Patten L.J. said that provisions like section 15(1) can be interpreted as providing permissible methods of service without precluding other methods being effectual provided that they result in the document being received. The purpose of such provisions is not to prohibit other methods but, when read with s.7 of the Interpretation Act 1978, to create a presumption that documents sent by post (permitted by s.15(1)(b) or (c)) are received in the ordinary course of post.

It is not uncommon for contracts to provide for methods of service using similar language. The contract cases show two lines of thought. Firstly, that the methods of service given are permissive but if a specified method is used the risk of the document not actually coming to the attention of the recipient is shifted from the server to the intended recipient (see e.g. majority in Ener-G Holdings plc v Hormell [2012] EWCA Civ 1059).
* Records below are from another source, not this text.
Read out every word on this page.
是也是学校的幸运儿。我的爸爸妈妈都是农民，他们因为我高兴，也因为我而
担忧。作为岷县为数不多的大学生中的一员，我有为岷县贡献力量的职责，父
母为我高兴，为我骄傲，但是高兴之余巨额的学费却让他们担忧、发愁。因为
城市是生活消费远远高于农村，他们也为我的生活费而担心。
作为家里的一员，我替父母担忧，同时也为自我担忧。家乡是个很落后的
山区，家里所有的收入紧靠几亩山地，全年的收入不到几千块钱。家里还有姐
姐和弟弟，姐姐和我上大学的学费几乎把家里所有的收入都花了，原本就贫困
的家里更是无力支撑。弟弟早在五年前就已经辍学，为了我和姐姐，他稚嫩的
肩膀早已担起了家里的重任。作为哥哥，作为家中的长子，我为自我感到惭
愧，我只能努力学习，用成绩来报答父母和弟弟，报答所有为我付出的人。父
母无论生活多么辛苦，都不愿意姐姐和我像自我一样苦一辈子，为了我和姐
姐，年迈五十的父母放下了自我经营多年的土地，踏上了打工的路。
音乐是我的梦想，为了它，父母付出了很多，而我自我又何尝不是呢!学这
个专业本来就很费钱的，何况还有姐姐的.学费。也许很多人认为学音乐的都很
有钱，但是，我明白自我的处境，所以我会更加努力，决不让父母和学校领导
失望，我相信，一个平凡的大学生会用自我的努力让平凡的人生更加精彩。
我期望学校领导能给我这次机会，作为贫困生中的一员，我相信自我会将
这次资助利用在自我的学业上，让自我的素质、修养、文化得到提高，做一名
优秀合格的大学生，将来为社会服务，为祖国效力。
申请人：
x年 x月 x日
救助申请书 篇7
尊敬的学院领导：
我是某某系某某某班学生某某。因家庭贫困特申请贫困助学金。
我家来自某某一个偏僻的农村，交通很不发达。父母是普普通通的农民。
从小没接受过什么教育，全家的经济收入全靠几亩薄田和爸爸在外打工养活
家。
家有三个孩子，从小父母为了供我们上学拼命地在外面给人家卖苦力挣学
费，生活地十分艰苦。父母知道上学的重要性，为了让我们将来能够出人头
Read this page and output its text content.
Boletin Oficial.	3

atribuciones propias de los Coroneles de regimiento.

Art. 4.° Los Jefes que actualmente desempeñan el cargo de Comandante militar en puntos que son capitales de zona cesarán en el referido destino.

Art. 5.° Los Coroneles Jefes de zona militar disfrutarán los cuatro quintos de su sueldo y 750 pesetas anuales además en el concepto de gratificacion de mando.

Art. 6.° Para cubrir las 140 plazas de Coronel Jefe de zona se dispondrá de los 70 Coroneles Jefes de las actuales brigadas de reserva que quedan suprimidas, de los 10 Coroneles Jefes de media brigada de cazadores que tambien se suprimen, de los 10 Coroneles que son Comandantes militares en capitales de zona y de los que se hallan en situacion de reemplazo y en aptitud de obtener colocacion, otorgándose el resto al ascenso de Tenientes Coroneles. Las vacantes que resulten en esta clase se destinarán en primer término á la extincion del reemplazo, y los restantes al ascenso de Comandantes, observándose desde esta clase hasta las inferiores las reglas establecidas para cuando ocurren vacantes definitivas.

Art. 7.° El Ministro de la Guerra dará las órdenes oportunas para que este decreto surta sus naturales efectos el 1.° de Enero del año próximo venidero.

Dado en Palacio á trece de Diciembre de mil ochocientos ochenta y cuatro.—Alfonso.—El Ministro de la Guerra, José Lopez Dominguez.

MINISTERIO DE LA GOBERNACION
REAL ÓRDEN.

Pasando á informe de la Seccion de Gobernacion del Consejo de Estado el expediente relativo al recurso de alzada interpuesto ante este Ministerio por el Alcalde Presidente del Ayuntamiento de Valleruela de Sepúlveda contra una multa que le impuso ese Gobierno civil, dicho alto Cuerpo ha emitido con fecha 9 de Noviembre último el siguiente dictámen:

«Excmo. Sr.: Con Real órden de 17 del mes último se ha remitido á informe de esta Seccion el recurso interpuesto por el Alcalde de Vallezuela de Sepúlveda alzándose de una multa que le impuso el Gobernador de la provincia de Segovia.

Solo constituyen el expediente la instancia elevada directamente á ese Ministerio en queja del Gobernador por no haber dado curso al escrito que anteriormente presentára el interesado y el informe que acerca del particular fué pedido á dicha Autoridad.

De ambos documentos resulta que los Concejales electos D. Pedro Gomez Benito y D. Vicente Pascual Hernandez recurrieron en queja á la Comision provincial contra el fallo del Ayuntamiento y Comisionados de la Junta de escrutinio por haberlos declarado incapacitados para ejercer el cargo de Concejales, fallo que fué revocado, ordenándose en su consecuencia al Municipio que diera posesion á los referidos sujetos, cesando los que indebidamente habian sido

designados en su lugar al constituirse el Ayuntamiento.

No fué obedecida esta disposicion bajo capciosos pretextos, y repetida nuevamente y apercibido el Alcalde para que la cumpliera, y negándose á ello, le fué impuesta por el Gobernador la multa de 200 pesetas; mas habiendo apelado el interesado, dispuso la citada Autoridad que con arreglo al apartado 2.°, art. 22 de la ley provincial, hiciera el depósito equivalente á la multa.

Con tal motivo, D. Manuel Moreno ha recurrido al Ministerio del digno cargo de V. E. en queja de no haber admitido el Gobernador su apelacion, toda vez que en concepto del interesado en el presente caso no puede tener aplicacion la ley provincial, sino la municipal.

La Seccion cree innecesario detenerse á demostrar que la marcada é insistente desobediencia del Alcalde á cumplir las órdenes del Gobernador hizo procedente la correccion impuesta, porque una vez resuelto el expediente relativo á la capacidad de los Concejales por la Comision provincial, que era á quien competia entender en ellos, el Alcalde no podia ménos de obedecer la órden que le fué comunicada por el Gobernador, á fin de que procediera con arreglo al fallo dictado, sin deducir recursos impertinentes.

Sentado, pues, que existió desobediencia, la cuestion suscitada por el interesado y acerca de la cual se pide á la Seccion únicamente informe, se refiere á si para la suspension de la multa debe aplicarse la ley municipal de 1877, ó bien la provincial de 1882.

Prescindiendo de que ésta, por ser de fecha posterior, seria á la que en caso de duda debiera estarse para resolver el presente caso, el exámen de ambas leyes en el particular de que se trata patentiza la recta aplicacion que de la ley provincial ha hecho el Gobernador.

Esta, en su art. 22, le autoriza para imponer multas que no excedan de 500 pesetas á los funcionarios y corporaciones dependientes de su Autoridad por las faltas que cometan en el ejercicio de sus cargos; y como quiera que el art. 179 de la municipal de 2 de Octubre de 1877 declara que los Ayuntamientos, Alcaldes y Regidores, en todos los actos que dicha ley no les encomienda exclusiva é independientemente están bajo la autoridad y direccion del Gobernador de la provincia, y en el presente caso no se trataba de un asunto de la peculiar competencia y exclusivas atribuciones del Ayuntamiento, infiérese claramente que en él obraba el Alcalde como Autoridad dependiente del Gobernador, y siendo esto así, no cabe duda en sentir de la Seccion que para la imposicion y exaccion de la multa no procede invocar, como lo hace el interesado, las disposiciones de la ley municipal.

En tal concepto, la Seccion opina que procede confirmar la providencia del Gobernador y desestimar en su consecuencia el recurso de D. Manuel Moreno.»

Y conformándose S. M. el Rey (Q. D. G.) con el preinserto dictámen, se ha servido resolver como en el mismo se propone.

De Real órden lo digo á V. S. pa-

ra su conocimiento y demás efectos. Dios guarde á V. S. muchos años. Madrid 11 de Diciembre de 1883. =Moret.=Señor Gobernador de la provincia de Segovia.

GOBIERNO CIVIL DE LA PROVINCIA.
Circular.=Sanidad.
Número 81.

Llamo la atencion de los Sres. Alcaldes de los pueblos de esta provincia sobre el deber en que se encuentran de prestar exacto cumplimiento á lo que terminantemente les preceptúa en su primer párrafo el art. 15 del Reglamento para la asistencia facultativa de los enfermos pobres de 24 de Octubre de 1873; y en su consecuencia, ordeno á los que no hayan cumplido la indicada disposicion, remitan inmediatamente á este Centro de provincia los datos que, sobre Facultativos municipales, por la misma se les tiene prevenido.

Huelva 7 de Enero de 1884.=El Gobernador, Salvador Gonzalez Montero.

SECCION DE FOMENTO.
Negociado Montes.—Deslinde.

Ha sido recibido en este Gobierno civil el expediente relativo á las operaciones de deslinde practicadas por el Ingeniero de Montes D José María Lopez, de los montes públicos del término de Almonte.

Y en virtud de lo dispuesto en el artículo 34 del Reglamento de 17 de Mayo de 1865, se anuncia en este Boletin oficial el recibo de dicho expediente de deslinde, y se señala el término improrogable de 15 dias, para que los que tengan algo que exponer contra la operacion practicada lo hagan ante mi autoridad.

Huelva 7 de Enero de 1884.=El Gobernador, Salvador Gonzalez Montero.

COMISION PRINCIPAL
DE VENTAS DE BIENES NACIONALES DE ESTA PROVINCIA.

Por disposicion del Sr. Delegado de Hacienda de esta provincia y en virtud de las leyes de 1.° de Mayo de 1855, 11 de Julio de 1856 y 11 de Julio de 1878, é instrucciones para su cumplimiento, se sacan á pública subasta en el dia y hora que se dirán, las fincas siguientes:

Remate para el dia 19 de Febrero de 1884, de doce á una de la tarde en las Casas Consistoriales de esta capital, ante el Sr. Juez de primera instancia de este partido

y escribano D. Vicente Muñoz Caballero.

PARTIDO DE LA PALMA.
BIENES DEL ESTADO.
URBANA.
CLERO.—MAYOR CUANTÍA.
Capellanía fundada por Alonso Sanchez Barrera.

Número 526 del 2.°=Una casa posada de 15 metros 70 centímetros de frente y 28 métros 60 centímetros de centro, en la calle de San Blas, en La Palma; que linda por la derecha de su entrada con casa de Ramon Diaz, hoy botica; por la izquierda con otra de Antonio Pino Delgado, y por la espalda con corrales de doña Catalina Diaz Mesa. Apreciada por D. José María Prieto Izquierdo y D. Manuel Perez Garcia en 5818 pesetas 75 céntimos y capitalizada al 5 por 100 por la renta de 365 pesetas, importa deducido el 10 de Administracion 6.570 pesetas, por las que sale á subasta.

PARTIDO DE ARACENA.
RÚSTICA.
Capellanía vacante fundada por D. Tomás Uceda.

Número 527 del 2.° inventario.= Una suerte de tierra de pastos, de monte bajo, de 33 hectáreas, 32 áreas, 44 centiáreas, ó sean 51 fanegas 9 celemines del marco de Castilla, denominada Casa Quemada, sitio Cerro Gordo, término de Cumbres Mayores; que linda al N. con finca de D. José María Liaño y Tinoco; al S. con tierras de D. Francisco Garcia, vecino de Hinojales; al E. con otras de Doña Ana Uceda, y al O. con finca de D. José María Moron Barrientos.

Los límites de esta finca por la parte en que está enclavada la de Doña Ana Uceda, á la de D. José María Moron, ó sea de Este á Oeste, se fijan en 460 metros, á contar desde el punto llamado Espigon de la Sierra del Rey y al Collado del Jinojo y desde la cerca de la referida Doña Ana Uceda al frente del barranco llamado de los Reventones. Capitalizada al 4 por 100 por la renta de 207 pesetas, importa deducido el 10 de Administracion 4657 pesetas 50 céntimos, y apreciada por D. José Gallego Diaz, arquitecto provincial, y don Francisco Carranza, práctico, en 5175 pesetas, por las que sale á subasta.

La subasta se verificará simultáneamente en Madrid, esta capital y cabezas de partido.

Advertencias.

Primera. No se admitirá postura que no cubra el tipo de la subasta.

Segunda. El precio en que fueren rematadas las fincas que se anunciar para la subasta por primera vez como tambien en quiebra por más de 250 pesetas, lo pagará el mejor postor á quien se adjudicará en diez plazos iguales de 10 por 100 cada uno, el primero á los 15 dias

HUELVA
The second line is that where permissive language is used and then two or more possible methods of service are given any of the methods can be used but the use of a specified method is compulsory (see e.g. Greenclose Ltd v National Westminster Bank plc [2014] EWHC 1156).

In Knight the Court of Appeal preferred the first approach. Service by email, if it resulted in the recipient receiving the document, was good service under s.15(1) of the Party Wall Act 1996.  In doing so the Court of Appeal relied on the meaning attributed to the word “may” by Woolf L.J. in Hastie and Jenkinson v McMahon [1990] 1 WLR 1575 when considering RSC O.65 r.5(1). This provision related to the service of court documents other than originating process and those requiring personal service. It was the forerunner to CPR 6.20. CPR 6.20 is drafted in similar terms to CPR 6.3(“may…be served by any of the following methods”) i.e. the provision that Mr Barton had fallen foul of.

Given that CPR 6.3 is drafted using the word “may” was the Supreme Court majority wrong in Barton? The absence of mandatory language in CPR 6.3 does not mean that the use of a method of service laid down is CPR 6.3 is not compulsory (Greenclose) but it does support the minority’s view that if the three purposes of the rules which Lord Briggs identified have been achieved then there is prima facie a good reason for validating service. Given the narrowness of the decision it is a pity the point was not addressed.

Hopefully, if the Rules Committee heeds the Supreme Court’s unanimous plea to look at the issues raised in Barton it will look carefully at the use of the word “may” in rule 6.3.